Recruitment Agency guide to placing expats

Especially with Brexit shrinking the ‘Local population’ from the 500m of the EU28 (including the UK) to the 70m of the UK, agencies are increasingly asking for solutions that will allow their clients to get the best talent in the world, rather than the best talent in an over-fished local pool.  The time from now until the end of EU Free Movement is an opportunity to ‘fix the roof while the sun shines’.

The most common visa for professional expats is the UK Tier 2 work visa.  This visa requires sponsorship by an employer. It is ideal for your permanent placements where your client has a Tier 2 Sponsor Licence.  If your client does not have a Tier 2 Sponsor Licence, don’t worry, we can provide immigration professionals that will help them get a licence.  Particularly if EU27 nationals end up needing sponsorship like the ‘rest of the world’, such a licence will probably be needed by them sooner or later anyway. 

Tier 2 visas must be sponsored by the ‘ultimate employer’ of the individual.  As an agency you are not allowed to sponsor Tier 2 visas for contractors or for ‘agency workers’.  You can sponsor Tier 2 visas for your own ‘internal’ staff, but not for those that will work for your clients.

Consultancies and Service providers like IBM, Tata Consultancy Services, Wipro, etc are able to sponsor Tier 2 visas for professionals that work on client sites / client projects.  BUT this is allowed only as long as the staff are directed & managed by the Supplier (IBM etc). If the individual will have their duties set by the client, then only the client is allowed to be the sponsor of their visa.  It is a bit like IR35: if an engagement would be ‘caught by IR35’, then direct sponsorship by the client is needed. 

This has lead to many large recruiters thinking that they may as well steer clear of any expats needing sponsorship.  Unfortunately, while that might have been just about viable in the days of an EU28 ‘local population’ of 500m, it is hard to sustain the ‘Locals only’ approach when the local population shrinks to 70m.  But don’t worry, there may be a solution where an engagement is ‘outside IR35’.  (the reference to ‘inside IR35’ is used as a shorthand for de-facto client employment, although the visa issues for expats are not exactly the same as the tax/NI issues for UK contractors).

We work with consultancies that fully employ, pay under PAYE, and manage, their consulting staff, and can deploy them to meet the needs of your clients.  You can continue to make the margins you would from a contract placement, by brokering a deal between your client and a service provider. While the consultancy has to do much more work than the ‘put on site and forget’ that is theoretically possible when assigning a British freelancer, from your point of view, as an agency putting a deal together and then making a margin on the contract value, there need not be much difference just because the contract concerned is one for providing a managed solution rather than simply providing a contractor.
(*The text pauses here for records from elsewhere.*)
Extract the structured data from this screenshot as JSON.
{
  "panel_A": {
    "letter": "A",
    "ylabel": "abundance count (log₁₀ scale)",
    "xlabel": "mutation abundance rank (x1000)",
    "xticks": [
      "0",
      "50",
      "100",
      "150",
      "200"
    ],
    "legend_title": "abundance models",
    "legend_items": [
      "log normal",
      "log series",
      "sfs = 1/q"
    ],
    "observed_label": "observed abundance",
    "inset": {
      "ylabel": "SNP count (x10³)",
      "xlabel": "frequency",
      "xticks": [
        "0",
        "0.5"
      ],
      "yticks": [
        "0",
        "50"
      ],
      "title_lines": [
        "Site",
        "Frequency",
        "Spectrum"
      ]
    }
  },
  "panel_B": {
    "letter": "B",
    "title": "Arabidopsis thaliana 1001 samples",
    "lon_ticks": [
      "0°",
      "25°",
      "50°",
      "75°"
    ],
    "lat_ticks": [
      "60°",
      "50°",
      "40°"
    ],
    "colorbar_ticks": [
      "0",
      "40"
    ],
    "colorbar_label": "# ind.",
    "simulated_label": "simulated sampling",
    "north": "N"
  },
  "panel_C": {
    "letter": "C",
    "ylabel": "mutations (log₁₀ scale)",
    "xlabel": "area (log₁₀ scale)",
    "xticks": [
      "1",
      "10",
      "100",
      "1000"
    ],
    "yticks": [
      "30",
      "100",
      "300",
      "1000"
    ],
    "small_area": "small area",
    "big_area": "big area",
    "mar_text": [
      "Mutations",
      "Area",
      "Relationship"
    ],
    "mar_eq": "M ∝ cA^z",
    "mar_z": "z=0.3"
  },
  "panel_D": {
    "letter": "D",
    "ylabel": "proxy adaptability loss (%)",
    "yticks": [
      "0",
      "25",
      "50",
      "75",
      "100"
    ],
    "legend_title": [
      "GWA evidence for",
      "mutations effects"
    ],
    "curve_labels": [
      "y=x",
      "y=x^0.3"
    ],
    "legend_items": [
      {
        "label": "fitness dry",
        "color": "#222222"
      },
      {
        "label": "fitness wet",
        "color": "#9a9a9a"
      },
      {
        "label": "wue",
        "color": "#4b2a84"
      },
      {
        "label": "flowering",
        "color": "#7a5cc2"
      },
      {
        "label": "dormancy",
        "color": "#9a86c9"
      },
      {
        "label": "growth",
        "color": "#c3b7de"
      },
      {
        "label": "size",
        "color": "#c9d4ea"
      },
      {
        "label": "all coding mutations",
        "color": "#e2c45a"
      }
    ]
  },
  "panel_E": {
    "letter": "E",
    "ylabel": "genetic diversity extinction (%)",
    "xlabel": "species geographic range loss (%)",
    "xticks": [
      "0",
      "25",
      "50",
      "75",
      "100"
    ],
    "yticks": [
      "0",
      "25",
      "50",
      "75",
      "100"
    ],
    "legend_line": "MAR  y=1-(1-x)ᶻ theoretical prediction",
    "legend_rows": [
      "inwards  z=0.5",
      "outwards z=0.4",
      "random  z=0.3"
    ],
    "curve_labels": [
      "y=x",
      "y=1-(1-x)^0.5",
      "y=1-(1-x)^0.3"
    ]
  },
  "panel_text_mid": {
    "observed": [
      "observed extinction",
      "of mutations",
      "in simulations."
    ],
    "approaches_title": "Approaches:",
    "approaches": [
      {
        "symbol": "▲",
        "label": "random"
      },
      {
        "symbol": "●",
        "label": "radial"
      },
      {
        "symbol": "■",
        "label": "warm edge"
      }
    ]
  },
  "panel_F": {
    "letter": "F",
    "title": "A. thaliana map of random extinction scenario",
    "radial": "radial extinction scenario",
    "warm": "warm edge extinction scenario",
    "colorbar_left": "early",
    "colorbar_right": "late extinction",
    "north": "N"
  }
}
Having said this, sponsored expats are usually appropriate only for highly skilled engagements commanding high billing rates (£40-50+/hr).  And, you as an agent, will not be able to use your usual processes & contracts. If this seems like extra hassle, then you are right, it is, and it is meant to be.  The objective of visa policy here is that, where there is a suitable local person, you should use them. By making everyone jump through hoops to use an expat, the government gives you an incentive to only resort to expats as a last resource.  Sorry, but that is the territory. BUT if your client really has a high level need, for which there is no suitable local option, then, as long as the hoops are jumped through, expat skills are an option.